Manganese-enhanced MR imaging of brain activation evoked by noxious peripheral electrical stimulation

• Mn2+-enhanced signals were observed in specific ROIs after peripheral stimulation.
• The ROIs were highly associated with noxious stimulation.
• MEMRI could delineate the functional areas of pain perception.

As imaging technology develops, magnetic resonance imaging (MRI) has furthered our understanding of brain function by clarifying the anatomical structure and generating functional imaging data related to information processing in pain conditions.
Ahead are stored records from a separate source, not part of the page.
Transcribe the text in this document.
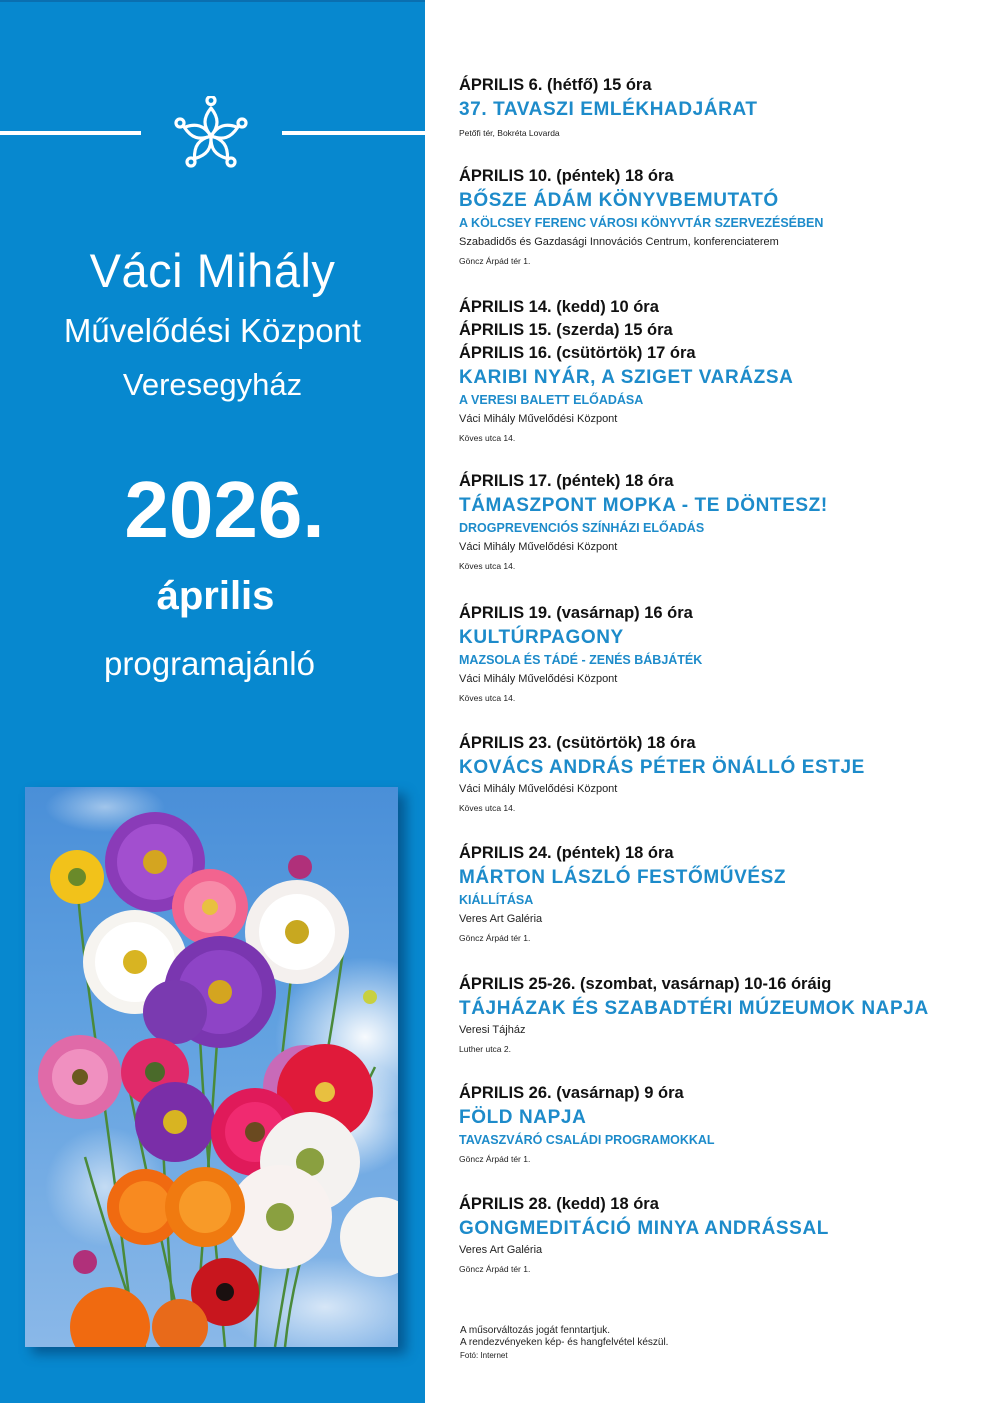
Váci Mihály
Művelődési Központ
Veresegyház
2026.
április
programajánló
ÁPRILIS 6. (hétfő) 15 óra
37. TAVASZI EMLÉKHADJÁRAT
Petőfi tér, Bokréta Lovarda
ÁPRILIS 10. (péntek) 18 óra
BŐSZE ÁDÁM KÖNYVBEMUTATÓ
A KÖLCSEY FERENC VÁROSI KÖNYVTÁR SZERVEZÉSÉBEN
Szabadidős és Gazdasági Innovációs Centrum, konferenciaterem
Göncz Árpád tér 1.
ÁPRILIS 14. (kedd) 10 óra
ÁPRILIS 15. (szerda) 15 óra
ÁPRILIS 16. (csütörtök) 17 óra
KARIBI NYÁR, A SZIGET VARÁZSA
A VERESI BALETT ELŐADÁSA
Váci Mihály Művelődési Központ
Köves utca 14.
ÁPRILIS 17. (péntek) 18 óra
TÁMASZPONT MOPKA - TE DÖNTESZ!
DROGPREVENCIÓS SZÍNHÁZI ELŐADÁS
Váci Mihály Művelődési Központ
Köves utca 14.
ÁPRILIS 19. (vasárnap) 16 óra
KULTÚRPAGONY
MAZSOLA ÉS TÁDÉ - ZENÉS BÁBJÁTÉK
Váci Mihály Művelődési Központ
Köves utca 14.
ÁPRILIS 23. (csütörtök) 18 óra
KOVÁCS ANDRÁS PÉTER ÖNÁLLÓ ESTJE
Váci Mihály Művelődési Központ
Köves utca 14.
ÁPRILIS 24. (péntek) 18 óra
MÁRTON LÁSZLÓ FESTŐMŰVÉSZ
KIÁLLÍTÁSA
Veres Art Galéria
Göncz Árpád tér 1.
ÁPRILIS 25-26. (szombat, vasárnap) 10-16 óráig
TÁJHÁZAK ÉS SZABADTÉRI MÚZEUMOK NAPJA
Veresi Tájház
Luther utca 2.
ÁPRILIS 26. (vasárnap) 9 óra
FÖLD NAPJA
TAVASZVÁRÓ CSALÁDI PROGRAMOKKAL
Göncz Árpád tér 1.
ÁPRILIS 28. (kedd) 18 óra
GONGMEDITÁCIÓ MINYA ANDRÁSSAL
Veres Art Galéria
Göncz Árpád tér 1.
A műsorváltozás jogát fenntartjuk.
A rendezvényeken kép- és hangfelvétel készül.
Fotó: Internet
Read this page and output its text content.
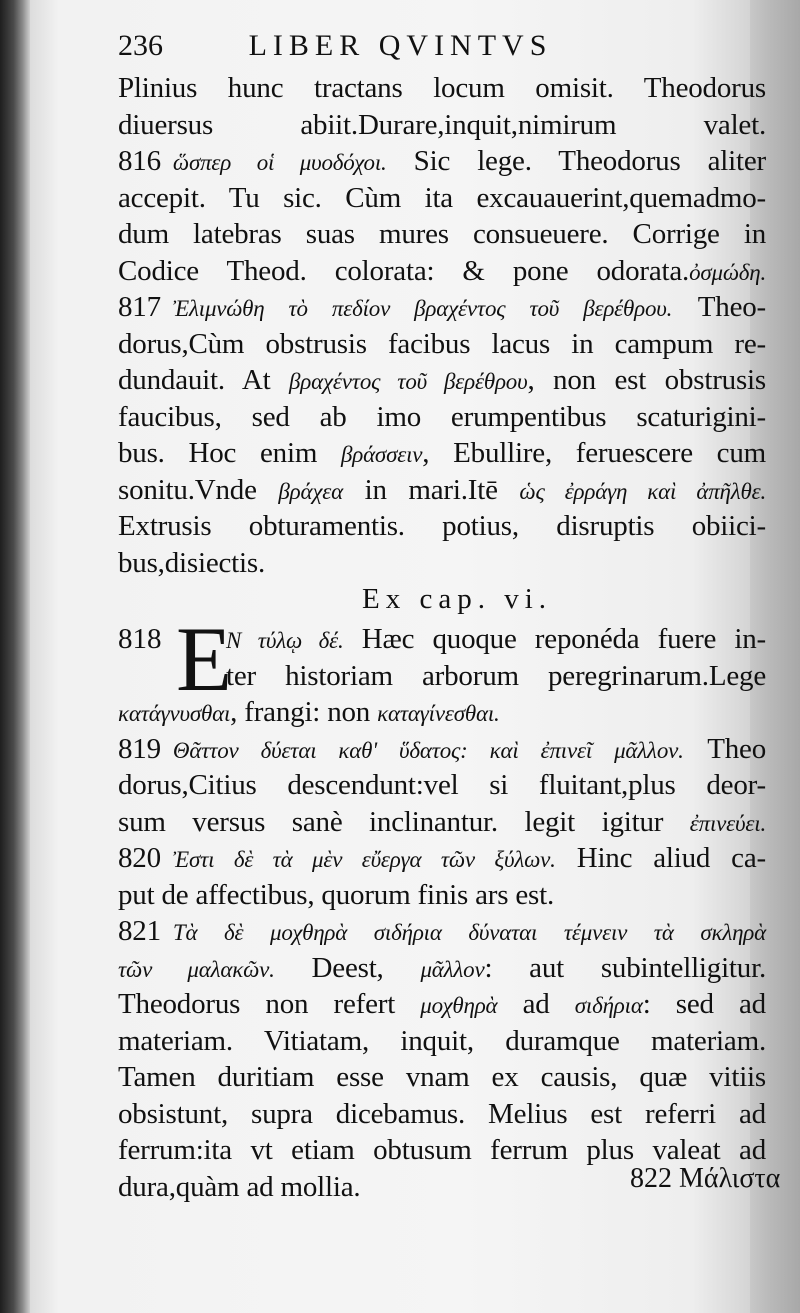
236	LIBER QVINTVS
Plinius hunc tractans locum omisit. Theodorus
diuersus abiit.Durare,inquit,nimirum valet.
816 ὥσπερ οἱ μυοδόχοι. Sic lege. Theodorus aliter
accepit. Tu sic. Cùm ita excauauerint,quemadmo-
dum latebras suas mures consueuere. Corrige in
Codice Theod. colorata: & pone odorata.ὀσμώδη.
817 Ἐλιμνώθη τὸ πεδίον βραχέντος τοῦ βερέθρου. Theo-
dorus,Cùm obstrusis facibus lacus in campum re-
dundauit. At βραχέντος τοῦ βερέθρου, non est obstrusis
faucibus, sed ab imo erumpentibus scaturigini-
bus. Hoc enim βράσσειν, Ebullire, feruescere cum
sonitu.Vnde βράχεα in mari.Itē ὡς ἐρράγη καὶ ἀπῆλθε.
Extrusis obturamentis. potius, disruptis obiici-
bus,disiectis.
Ex cap. vi.
818 E
N τύλῳ δέ. Hæc quoque reponéda fuere in-
ter historiam arborum peregrinarum.Lege
κατάγνυσθαι, frangi: non καταγίνεσθαι.
819 Θᾶττον δύεται καθ' ὕδατος: καὶ ἐπινεῖ μᾶλλον. Theo
dorus,Citius descendunt:vel si fluitant,plus deor-
sum versus sanè inclinantur. legit igitur ἐπινεύει.
820 Ἐστι δὲ τὰ μὲν εὔεργα τῶν ξύλων. Hinc aliud ca-
put de affectibus, quorum finis ars est.
821 Τὰ δὲ μοχθηρὰ σιδήρια δύναται τέμνειν τὰ σκληρὰ
τῶν μαλακῶν. Deest, μᾶλλον: aut subintelligitur.
Theodorus non refert μοχθηρὰ ad σιδήρια: sed ad
materiam. Vitiatam, inquit, duramque materiam.
Tamen duritiam esse vnam ex causis, quæ vitiis
obsistunt, supra dicebamus. Melius est referri ad
ferrum:ita vt etiam obtusum ferrum plus valeat ad
dura,quàm ad mollia.	822 Μάλιστα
Recent studies have reported that manganese (Mn2+)-enhanced MRI (MEMRI) provides valuable information about the functions of the central nervous system. The aim of this study was to identify specific brain regions activated during noxious electric stimulation using high-resolution MEMRI. Male Sprague Dawley rats were divided into three groups: naïve, sham electrical stimulation, and noxious electric stimulation. Under urethane with α-chloralose mixture anesthesia, a catheter was placed in the external carotid artery to administrate 20% mannitol and manganese chloride (25 mM MnCl2). Noxious electric stimulation (2 Hz, 10 V) was applied to the hind paw with a needle electrode. Stimulation-induced neuronal activation was detected using 4.7-T MRI. In response to noxious electrical stimulation, remarkable Mn2+-enhanced signals were observed in the agranular insular cortex, auditory cortex, primary somatosensory cortex of the hind limb, and granular and dysgranular insular cortex, which correspond to sensory tactile electric stimulus to the hindpaws. These results indicate that the combination of MEMRI with activity-induced Mn2+-dependent contrast can delineate functional areas in the rat brain.